Unos días más tarde, el del cumpleaños número 46 de Einstein, Elsa Jerusalem les leyó, a él y al capitán, con quien ya habían compartido un largo y entretenido almuerzo (la judía, del tipo ruso, y el alemán, del Este, le parecían a Einstein, cada uno en su tipo, dos personajes de nota); les leyó y les actuó, porque además de escritora era recitadora, por llamar de algún modo lo que si hubiera nacido mucho antes denominaríamos “juglar” y si hubiera nacido un poco después denominaríamos “performer”, se ve que por el lapso de algunos siglos la figura de este tipo de actor cayó en desuso, lo cual nos pone en el brete de si definirla como una adelantada o como una nostálgica; les leyó actuando o actuó leyendo su última composición, el drama en tres actos Lapidación en Sakya, que Einstein evaluó en su diario como “demasiado abstracto, pero de todos modos atrapante”.
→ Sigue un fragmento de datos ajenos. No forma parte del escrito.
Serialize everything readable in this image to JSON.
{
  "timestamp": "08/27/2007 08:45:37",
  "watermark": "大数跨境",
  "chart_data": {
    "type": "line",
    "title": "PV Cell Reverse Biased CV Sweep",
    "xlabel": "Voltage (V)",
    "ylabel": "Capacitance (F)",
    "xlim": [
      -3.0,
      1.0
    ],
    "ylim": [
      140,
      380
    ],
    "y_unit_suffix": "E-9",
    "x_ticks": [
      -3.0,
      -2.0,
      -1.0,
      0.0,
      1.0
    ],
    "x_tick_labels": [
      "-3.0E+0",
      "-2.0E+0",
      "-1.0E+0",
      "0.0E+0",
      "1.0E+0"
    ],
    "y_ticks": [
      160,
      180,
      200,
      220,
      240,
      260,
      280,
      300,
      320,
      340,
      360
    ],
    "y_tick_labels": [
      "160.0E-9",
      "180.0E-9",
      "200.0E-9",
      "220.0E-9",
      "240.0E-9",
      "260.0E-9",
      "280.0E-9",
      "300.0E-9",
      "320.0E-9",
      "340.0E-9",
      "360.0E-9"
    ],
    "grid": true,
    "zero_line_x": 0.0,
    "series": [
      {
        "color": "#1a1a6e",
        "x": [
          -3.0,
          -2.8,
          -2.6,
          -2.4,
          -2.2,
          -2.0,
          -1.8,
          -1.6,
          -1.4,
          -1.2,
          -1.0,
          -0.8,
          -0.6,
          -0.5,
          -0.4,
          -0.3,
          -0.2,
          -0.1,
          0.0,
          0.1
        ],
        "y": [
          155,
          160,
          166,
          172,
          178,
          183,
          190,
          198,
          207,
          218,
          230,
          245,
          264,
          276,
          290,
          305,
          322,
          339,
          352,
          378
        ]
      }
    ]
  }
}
Luego de la lectura performática, el capitán bajó a la sala de máquinas y la juglar se quedó conversando en su camarote con el crítico. Para no volver a ser interrogado sobre su vida privada, a la que su compañera de viaje se creía con derecho de acceso irrestricto luego de confesarle detalles de la propia, como que estaba separada del hombre con que había emigrado a la Argentina, el Dr. Víctor Widakowich, cuya primera esposa se había suicidado.